Em primeiro lugar, parabéns a Niemeyer, incansável produtor de beleza. É admirável vê-lo chegar aos cem anos lúcido e produtivo. Seu interesse em participar de grupos de estudos, em continuar aprendendo, chega a ser emocionante. Mas, enfim, não consigo deixar de achar - com todo o respeito - que ele é mais escultor do que arquiteto. Arquitetura é uma forma de arte, sem dúvida. Mas, diferentemente da música e da pintura e mesmo da literatura, a arquitetura não pode ser dissociada de um objetivo prático – ainda que a produção do belo não deixe de ser também algo útil e necessário. Talvez o maior desafio da arquitetura seja esse: produzir uma beleza que não entre em choque com a função de um determinado prédio, com o conforto de quem vai usá-lo ou habitá-lo. E é aí que implico com Niemeyer e com seu endeusamento (logo ele, ateu de carteirinha). É como a velha piada: o bom é morar de frente para uma casa projetada por Niemeyer, não morar nela.

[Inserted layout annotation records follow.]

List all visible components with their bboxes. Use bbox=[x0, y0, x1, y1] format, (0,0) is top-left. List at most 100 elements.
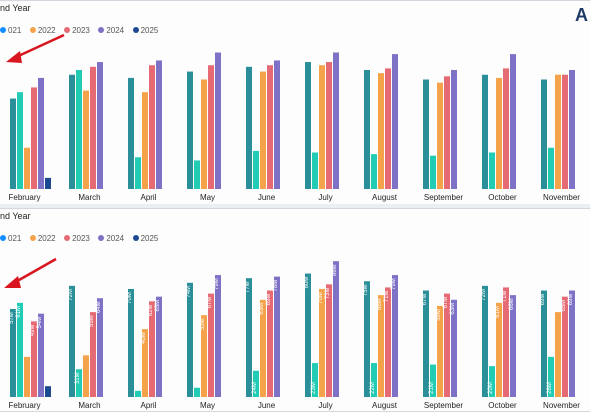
data-label: 71M bbox=[502, 291, 508, 303]
data-label: 69M bbox=[568, 294, 574, 306]
legend-swatch-icon bbox=[132, 27, 139, 33]
top-bar-chart: February March April May June July August Septe… bbox=[6, 33, 580, 202]
bar bbox=[305, 62, 311, 189]
bar bbox=[215, 52, 221, 189]
bar bbox=[319, 288, 325, 397]
data-label: 67M bbox=[443, 297, 449, 309]
legend-item-2024[interactable]: 2024 bbox=[98, 234, 124, 243]
chart-title: nd Year bbox=[0, 211, 31, 221]
data-label: 78M bbox=[273, 280, 279, 292]
bar bbox=[569, 290, 575, 397]
bar bbox=[38, 77, 44, 189]
data-label: 64M bbox=[96, 301, 102, 313]
bar bbox=[90, 312, 96, 397]
data-label: 61M bbox=[495, 306, 501, 318]
bar bbox=[31, 87, 37, 189]
bar bbox=[17, 302, 23, 397]
data-label: 80M bbox=[304, 277, 310, 289]
data-label: 74M bbox=[186, 286, 192, 298]
bar bbox=[555, 312, 561, 397]
bar bbox=[444, 293, 450, 397]
bar bbox=[569, 69, 575, 189]
bar bbox=[83, 355, 89, 397]
x-tick-label: October bbox=[488, 401, 517, 410]
bar bbox=[489, 152, 495, 189]
bar bbox=[510, 295, 516, 397]
bar bbox=[253, 370, 259, 397]
bar bbox=[496, 77, 502, 189]
x-tick-label: April bbox=[140, 401, 156, 410]
legend-label: 2024 bbox=[106, 234, 125, 243]
data-label: 63M bbox=[450, 303, 456, 315]
bar bbox=[69, 285, 75, 397]
data-label: 67M bbox=[207, 297, 213, 309]
bar bbox=[267, 290, 273, 397]
bar bbox=[364, 69, 370, 189]
x-tick-label: May bbox=[200, 193, 215, 202]
bar bbox=[83, 90, 89, 189]
bar bbox=[378, 295, 384, 397]
data-label: 66M bbox=[377, 298, 383, 310]
data-label: 73M bbox=[325, 287, 331, 299]
legend-swatch-icon bbox=[64, 27, 71, 33]
x-tick-label: November bbox=[543, 193, 580, 202]
data-label: 70M bbox=[127, 292, 133, 304]
bar bbox=[253, 150, 259, 189]
data-label: 20M bbox=[488, 382, 494, 394]
x-tick-label: June bbox=[258, 193, 276, 202]
bar bbox=[149, 301, 155, 397]
bar bbox=[156, 60, 162, 190]
legend-label: 2025 bbox=[140, 234, 159, 243]
legend-item-2023[interactable]: 2023 bbox=[64, 234, 90, 243]
legend-label: 021 bbox=[8, 234, 22, 243]
corner-logo-letter: A bbox=[575, 5, 588, 25]
data-label: 79M bbox=[391, 278, 397, 290]
bar bbox=[194, 160, 200, 189]
bar bbox=[541, 79, 547, 189]
data-label: 86M bbox=[332, 264, 338, 276]
bar bbox=[489, 366, 495, 397]
bar bbox=[246, 66, 252, 189]
legend-swatch-icon bbox=[0, 27, 6, 33]
data-label: 75M bbox=[363, 284, 369, 296]
bar bbox=[326, 284, 332, 397]
panel-divider bbox=[0, 204, 590, 208]
data-label: 65M bbox=[561, 300, 567, 312]
bar bbox=[562, 74, 568, 189]
bottom-bar-chart: 57M61M49M54MFebruary72M31M55M64MMarch70M… bbox=[4, 257, 580, 410]
legend-label: 2024 bbox=[106, 26, 125, 35]
legend-item-2025[interactable]: 2025 bbox=[132, 26, 159, 35]
bar bbox=[142, 329, 148, 397]
x-tick-label: September bbox=[424, 193, 463, 202]
x-tick-label: July bbox=[318, 401, 332, 410]
bar bbox=[267, 65, 273, 189]
data-label: 77M bbox=[245, 281, 251, 293]
legend-item-2025[interactable]: 2025 bbox=[132, 234, 159, 243]
bar bbox=[260, 299, 266, 397]
legend-item-2022[interactable]: 2022 bbox=[29, 26, 56, 35]
bar bbox=[562, 296, 568, 397]
legend-item-2021[interactable]: 021 bbox=[0, 234, 21, 243]
bar bbox=[135, 157, 141, 189]
legend-item-2021[interactable]: 021 bbox=[0, 26, 21, 35]
bar bbox=[201, 79, 207, 189]
bar bbox=[97, 62, 103, 189]
bar bbox=[208, 293, 214, 397]
bar bbox=[10, 309, 16, 397]
data-label: 21M bbox=[429, 382, 435, 394]
legend-item-2024[interactable]: 2024 bbox=[98, 26, 124, 35]
bar bbox=[194, 387, 200, 397]
bar bbox=[423, 290, 429, 397]
legend-swatch-icon bbox=[98, 235, 105, 241]
legend-item-2022[interactable]: 2022 bbox=[29, 234, 56, 243]
bar bbox=[312, 363, 318, 397]
data-label: 31M bbox=[75, 372, 81, 384]
legend-label: 2025 bbox=[140, 26, 159, 35]
data-label: 57M bbox=[9, 312, 15, 324]
bar bbox=[24, 147, 30, 189]
data-label: 59M bbox=[436, 309, 442, 321]
bar bbox=[503, 287, 509, 397]
x-tick-label: August bbox=[372, 401, 398, 410]
bar bbox=[326, 62, 332, 189]
legend-item-2023[interactable]: 2023 bbox=[64, 26, 90, 35]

Implicância minha? Talvez. Mas quem gosta de samba e freqüenta o sambódromo sabe como a obra é ruim. Linda, mas ruim. Tanto que sofre sucessivas adaptações. As arquibancadas são pequenas e distanciam o público do desfile. Os intervalos entre cada um dos blocos de concreto é assustador, contribui para esfriar a apresentação das escolas. Tanto que os espaços acabaram sendo preenchidos por novas construções, que abrigam camarotes e cabines de jurados.
Para os mais novos: sabe aquele lugar das cadeiras de pista e frisas? Originalmente seria uma geral - é, Niemeyer e o saudoso Darcy Ribeiro (sujeito brilhante, mas que não entendia nada de carnaval) bolaram um lugar para as pessoas assistirem o desfile em pé! Programão, varar a madrugada de pé. Se não me engano, isso só ocorreu no primeiro ano do sambódromo; depois, os espaços foram ocupados por cadeiras.
Alguém aí já assistiu os desfiles do setor 4 das arquibancadas? È um dos piores locais do sambódromo, fica recuado em relação ao setor 2, aquele comprido, que abriga camarotes. Com o recuo, quem está ali, naquela arquibancada, fica ainda mais longe da pista. E, pior, demora mais a ver a escola chegar, seu campo de visão é menor, tem como obstáculo o minhocão de camarotes. Mas por que então foi projetado assim? Andei muito pelo sambódromo para tentar entender isso. E acho que descobri: o setor 4 foi recuado para permitir, já a partir dali, uma centralização do arco monumental que marca o fim da pista. Basta olhar da Presidente Vargas: lá de longe, o arco não fica no centro da pista. Esta centralização só ocorre nos dois últimos setores: os formados pelos blocos 4 e 11 (um em cada lado da pista) e 6 e 13 (os da Apoteose). Ou seja, em nome da beleza – a centralização do tal arco –, a visão do público foi prejudicada. Não consigo ver nisso um exemplo de boa arquitetura.
E por falar no arco: ele é muito bonito, mas atrapalha a dispersão das escolas, trata-se de um obstáculo no fim da pista. Isso, claro, sem falar na Apoteose em si, uma intervenção autoritária na lógica linear dos desfiles bolada pelo Darcy Ribeiro: ele queria que, no fim dos desfiles, cada escola evoluísse como num baile de carnaval, “uma cobra procurando o próprio rabo” – costumava dizer. Foi outra novidade que acabou abandonada pelas escolas por ser incompatível com o espetáculo. Resultado: mais cadeiras para tapar aquele latifúndio até as arquibancas. Na Apoteose, as arquibancadas ficam ainda mais longe da pista.
Resultado: o sambódromo ficou pequeno (as maiores arquibancadas são as piores – setores 1, 6 e 13) e não acabou completamente com o monta-desmonta. Todo ano a Passarela do Samba tem que que ser adaptada para o desfile, com a colocação de estruturas metálicas que suportam cadeiras de pistas e frisas. Faltou ali algo fundamental, a humildade do arquiteto diante da função de sua obra. O resultado é muito bonito, mas pouco prático. É só perguntar pra qualquer sambista.